The 13th IEEE/IET International Symposium on Communications Systems, Networks and Digital Signal Processing (CSNDSP) will be held in Porto, Portugal from July 20-July 22, 2022. CSNDSP is celebrating 25 years! First started in 1998, CSNDSP has been running biennially and grown to attract around 200 delegates from across the globe to present and discuss research in the fields of communication systems and networks, digital signal processing, and related areas.

On Day 2, July 21st, Muriel Médard will be giving Plenary Talk 03 from 9:00AM-10:00AM in Auditorium II. The title of the talk is “Guessing Random Additive Noise Decoding (GRAND) or how to stop worrying about error-correcting code design.”

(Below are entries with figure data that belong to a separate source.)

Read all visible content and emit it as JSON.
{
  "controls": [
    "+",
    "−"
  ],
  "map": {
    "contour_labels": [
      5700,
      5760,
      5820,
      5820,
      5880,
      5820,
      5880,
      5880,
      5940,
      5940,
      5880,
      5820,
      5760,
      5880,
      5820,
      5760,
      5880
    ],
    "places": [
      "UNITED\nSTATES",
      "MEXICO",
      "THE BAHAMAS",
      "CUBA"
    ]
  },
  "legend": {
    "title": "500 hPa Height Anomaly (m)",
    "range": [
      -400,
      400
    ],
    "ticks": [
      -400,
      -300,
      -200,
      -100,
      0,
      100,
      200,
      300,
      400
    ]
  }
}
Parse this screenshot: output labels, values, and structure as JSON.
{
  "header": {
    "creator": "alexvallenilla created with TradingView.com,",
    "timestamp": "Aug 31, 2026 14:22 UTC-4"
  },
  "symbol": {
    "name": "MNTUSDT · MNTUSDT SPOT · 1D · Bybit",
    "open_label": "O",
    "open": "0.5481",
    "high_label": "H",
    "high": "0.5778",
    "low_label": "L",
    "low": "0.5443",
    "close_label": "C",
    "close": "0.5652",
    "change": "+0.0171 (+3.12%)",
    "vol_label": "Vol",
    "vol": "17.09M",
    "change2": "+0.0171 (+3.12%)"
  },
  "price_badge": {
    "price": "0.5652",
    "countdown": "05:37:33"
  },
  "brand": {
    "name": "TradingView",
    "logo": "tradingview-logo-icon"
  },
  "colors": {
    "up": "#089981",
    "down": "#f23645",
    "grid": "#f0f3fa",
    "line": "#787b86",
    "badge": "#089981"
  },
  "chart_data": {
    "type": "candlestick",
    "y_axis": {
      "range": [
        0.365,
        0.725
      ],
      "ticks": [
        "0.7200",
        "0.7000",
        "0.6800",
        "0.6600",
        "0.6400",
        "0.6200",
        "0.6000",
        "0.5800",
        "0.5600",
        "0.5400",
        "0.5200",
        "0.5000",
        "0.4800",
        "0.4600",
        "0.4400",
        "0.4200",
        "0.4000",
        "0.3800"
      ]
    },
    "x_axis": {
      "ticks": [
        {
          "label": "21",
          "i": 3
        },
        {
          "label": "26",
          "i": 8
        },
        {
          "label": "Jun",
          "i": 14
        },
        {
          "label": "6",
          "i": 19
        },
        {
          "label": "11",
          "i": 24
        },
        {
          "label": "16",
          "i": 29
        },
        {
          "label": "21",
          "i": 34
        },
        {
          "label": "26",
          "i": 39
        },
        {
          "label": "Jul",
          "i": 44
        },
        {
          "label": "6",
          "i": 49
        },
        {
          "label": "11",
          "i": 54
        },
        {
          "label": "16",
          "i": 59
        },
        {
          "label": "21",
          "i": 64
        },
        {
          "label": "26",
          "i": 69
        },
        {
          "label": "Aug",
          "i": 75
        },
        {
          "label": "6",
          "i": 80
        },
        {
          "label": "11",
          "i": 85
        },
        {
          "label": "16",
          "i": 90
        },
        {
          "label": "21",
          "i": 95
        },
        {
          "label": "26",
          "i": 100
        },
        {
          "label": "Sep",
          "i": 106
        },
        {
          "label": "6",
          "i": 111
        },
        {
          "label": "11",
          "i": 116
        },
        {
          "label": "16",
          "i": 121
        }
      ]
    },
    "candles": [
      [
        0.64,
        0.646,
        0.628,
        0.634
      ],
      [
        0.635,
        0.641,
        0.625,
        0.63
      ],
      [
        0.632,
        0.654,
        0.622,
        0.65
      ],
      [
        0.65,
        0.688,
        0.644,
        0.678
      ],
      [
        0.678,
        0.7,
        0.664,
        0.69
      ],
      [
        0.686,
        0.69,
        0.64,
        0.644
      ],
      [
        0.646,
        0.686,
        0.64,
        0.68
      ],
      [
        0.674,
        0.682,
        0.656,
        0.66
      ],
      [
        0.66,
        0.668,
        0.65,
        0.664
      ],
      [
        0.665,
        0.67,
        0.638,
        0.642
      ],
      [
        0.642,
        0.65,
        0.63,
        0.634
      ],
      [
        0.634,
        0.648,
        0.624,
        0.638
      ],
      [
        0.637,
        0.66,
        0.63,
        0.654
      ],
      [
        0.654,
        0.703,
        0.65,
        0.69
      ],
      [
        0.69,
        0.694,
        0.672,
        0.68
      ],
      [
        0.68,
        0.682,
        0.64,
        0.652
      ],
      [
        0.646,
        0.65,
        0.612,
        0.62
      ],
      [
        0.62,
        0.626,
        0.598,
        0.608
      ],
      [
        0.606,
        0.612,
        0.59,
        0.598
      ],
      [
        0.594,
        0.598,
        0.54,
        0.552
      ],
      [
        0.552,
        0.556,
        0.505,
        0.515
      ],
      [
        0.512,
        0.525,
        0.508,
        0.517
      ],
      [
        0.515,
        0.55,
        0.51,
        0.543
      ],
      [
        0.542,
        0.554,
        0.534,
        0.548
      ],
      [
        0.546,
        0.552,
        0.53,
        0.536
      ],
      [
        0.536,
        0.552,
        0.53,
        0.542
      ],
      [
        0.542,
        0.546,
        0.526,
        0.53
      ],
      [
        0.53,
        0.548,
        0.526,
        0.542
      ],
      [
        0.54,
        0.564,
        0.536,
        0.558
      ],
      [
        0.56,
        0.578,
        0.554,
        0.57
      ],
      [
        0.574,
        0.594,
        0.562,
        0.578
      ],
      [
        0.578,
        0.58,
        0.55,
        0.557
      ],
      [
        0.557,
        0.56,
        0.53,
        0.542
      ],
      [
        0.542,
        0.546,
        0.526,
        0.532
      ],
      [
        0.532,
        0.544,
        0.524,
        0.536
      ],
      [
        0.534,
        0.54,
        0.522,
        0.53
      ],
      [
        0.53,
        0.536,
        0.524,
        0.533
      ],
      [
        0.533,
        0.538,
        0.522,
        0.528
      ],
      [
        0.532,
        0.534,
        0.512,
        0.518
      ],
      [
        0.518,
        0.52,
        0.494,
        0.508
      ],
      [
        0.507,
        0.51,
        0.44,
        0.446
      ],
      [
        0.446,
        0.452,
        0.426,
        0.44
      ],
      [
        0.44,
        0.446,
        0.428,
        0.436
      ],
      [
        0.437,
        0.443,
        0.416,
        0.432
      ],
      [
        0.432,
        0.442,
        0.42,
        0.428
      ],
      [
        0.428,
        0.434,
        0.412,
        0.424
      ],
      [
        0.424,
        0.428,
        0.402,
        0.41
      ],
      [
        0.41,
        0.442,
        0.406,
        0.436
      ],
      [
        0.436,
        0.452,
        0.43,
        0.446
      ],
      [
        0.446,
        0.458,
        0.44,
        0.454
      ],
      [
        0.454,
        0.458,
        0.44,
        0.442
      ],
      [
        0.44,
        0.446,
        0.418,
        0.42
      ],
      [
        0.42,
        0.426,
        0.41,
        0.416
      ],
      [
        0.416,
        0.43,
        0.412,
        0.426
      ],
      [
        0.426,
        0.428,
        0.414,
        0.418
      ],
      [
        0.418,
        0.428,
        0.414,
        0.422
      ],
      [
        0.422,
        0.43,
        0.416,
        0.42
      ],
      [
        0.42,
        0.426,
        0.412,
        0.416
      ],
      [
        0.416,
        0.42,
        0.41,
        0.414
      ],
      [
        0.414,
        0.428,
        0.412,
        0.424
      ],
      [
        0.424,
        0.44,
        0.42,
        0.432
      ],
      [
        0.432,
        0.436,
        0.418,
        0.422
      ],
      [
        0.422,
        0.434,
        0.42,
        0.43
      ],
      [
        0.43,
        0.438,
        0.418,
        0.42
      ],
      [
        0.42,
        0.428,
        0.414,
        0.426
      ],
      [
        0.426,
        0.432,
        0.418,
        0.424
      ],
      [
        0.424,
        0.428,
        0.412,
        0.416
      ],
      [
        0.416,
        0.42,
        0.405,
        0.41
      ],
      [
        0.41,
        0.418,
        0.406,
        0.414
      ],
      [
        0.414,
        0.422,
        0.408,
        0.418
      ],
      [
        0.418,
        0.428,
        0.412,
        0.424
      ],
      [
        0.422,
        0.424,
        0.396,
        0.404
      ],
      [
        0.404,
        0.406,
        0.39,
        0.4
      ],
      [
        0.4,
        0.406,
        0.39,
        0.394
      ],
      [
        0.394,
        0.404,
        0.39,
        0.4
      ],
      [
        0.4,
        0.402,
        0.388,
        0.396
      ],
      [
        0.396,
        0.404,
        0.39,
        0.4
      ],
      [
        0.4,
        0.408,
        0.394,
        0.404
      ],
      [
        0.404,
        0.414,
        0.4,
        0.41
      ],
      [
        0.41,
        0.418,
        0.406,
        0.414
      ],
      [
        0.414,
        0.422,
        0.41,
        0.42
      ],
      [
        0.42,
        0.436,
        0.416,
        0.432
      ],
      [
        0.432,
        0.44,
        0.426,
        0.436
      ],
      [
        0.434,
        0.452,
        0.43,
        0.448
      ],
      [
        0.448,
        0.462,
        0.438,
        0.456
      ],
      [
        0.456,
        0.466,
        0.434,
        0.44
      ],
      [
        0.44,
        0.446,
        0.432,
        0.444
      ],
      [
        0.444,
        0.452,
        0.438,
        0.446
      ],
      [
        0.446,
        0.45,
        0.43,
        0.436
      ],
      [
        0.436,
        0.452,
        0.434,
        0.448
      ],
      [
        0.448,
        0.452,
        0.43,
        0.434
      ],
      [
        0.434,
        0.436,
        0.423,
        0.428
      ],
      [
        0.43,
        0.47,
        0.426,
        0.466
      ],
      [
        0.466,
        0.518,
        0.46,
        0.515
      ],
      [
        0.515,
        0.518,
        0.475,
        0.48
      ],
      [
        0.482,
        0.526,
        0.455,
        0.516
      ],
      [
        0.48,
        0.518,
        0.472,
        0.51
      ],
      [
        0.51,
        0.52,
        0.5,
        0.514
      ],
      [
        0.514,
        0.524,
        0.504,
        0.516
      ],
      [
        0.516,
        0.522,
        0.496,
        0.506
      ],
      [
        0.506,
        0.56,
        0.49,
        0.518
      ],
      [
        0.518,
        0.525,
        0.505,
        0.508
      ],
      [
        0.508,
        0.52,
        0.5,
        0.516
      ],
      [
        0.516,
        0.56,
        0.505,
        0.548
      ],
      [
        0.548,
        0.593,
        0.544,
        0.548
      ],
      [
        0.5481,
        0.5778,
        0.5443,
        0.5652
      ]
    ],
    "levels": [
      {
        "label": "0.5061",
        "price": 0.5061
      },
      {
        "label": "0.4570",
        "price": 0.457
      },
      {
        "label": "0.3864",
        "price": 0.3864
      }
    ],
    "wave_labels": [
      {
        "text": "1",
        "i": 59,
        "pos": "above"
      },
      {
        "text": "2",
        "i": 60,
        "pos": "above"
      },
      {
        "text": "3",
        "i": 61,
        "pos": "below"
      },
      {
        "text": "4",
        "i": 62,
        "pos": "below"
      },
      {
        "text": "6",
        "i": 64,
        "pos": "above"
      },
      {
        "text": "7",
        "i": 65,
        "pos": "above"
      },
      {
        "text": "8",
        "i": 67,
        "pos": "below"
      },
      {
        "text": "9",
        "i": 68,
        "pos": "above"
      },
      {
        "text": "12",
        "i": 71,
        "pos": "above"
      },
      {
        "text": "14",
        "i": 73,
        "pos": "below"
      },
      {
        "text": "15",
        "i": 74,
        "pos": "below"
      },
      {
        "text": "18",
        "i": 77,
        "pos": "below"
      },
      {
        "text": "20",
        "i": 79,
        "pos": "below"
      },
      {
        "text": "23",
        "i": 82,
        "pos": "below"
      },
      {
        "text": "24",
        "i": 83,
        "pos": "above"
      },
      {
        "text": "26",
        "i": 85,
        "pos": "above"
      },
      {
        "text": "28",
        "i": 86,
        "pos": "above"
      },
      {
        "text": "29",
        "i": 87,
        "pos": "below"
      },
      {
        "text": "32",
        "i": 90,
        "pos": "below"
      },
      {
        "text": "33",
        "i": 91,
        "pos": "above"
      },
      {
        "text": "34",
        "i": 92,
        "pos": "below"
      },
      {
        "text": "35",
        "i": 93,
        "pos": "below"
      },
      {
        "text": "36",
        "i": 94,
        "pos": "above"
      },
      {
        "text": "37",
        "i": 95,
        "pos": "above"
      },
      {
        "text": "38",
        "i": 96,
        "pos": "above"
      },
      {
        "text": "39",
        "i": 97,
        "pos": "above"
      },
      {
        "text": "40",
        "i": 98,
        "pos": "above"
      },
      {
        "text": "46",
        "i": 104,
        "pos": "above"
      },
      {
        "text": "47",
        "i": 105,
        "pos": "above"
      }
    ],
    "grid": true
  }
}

Abstract: To maintain data integrity in the face of network unreliability, systems rely on error-correcting codes. System standardization, such as has been occurring for 5G, is predicated on co-designing these error-correcting codes and, most importantly, their generally complex decoders, into efficient, dedicated and customized chips. In this talk, we show that this assumption is not necessary and is has been leading to significant performance loss. We describe “Guessing Random Additive Noise Decoding,” or GRAND, by Duffy, Médard and their research groups, which renders universal, optimal, code-agnostic decoding possible for low to moderate redundancy settings. Moreover, recent work with Yazicigil and her group has demonstrated that such decoding can be implemented with extremely low latency in silicon. GRAND enables a new exploration of codes, in and of themselves, independently of tailored decoders, over a rich family of code designs, including random ones. Surprisingly, even the simplest code constructions, such as those used merely for error checking, match or markedly outperform state of the art codes when optimally decoded with GRAND. Without the need for highly tailored codes and bespoke decoders, we can envisage using GRAND to avoid the issue of limited and sub-optimal code choices that 5G encountered, and instead have an open platform for coding and decoding.